11. Pour les partis qui, par décision de la majorité, sont passés à la IIIe Internationale, le fait de continuer l’action électorale interdit la sélection nécessaire; or, sans l’élimination des éléments social-démocrates, la IIIe Internationale manquera à sa tâche historique et ne sera pas l’armée disciplinée et homogène de la révolution mondiale.

12. La nature même des débats au parlement et autres organes démocratiques exclut toute possibilité de passer à la critique de la politique des partis adverses, à une propagande contre le principe même du parlementarisme, à une action qui dépasse les limites du règlement parlementaire. De la même manière il est impossible d’obtenir le mandat qui donne le droit à la parole si l’on refuse de se soumettre à toutes les formalités établies par la procédure électorale. Le succès de l’escrime parlementaire ne sera que fonction de l’habileté à manoeuvrer l’arme commune des principes sur lesquels se fonde l’institution elle-même et des astuces du règlement; de même, le succès de la campagne électorale se jugera toujours et uniquement sur le nombre de voix ou de mandats obtenus.
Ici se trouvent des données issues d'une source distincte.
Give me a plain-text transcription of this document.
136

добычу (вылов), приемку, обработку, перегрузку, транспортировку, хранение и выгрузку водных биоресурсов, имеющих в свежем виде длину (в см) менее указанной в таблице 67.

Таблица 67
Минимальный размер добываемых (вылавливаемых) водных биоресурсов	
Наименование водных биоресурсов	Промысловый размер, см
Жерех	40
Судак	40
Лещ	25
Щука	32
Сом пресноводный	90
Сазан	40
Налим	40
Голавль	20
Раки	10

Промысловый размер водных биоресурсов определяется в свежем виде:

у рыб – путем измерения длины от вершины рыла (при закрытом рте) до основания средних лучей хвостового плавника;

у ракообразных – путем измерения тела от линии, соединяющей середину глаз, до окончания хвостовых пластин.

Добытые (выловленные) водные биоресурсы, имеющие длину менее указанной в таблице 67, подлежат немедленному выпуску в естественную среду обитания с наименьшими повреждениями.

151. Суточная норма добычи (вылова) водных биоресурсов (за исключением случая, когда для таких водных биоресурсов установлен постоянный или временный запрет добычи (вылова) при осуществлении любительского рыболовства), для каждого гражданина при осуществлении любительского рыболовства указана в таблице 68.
Tous les efforts des partis communistes pour donner un caractère tout à fait différent à la pratique du parlementarisme ne pourront pas ne pas conduire à l’échec les énergies dépensées dans ce travail de Sisyphe.

La cause de la révolution communiste exige instamment qu’elles se dépensent au contraire sur le terrain de l’attaque directe du régime de l’exploitation capitaliste.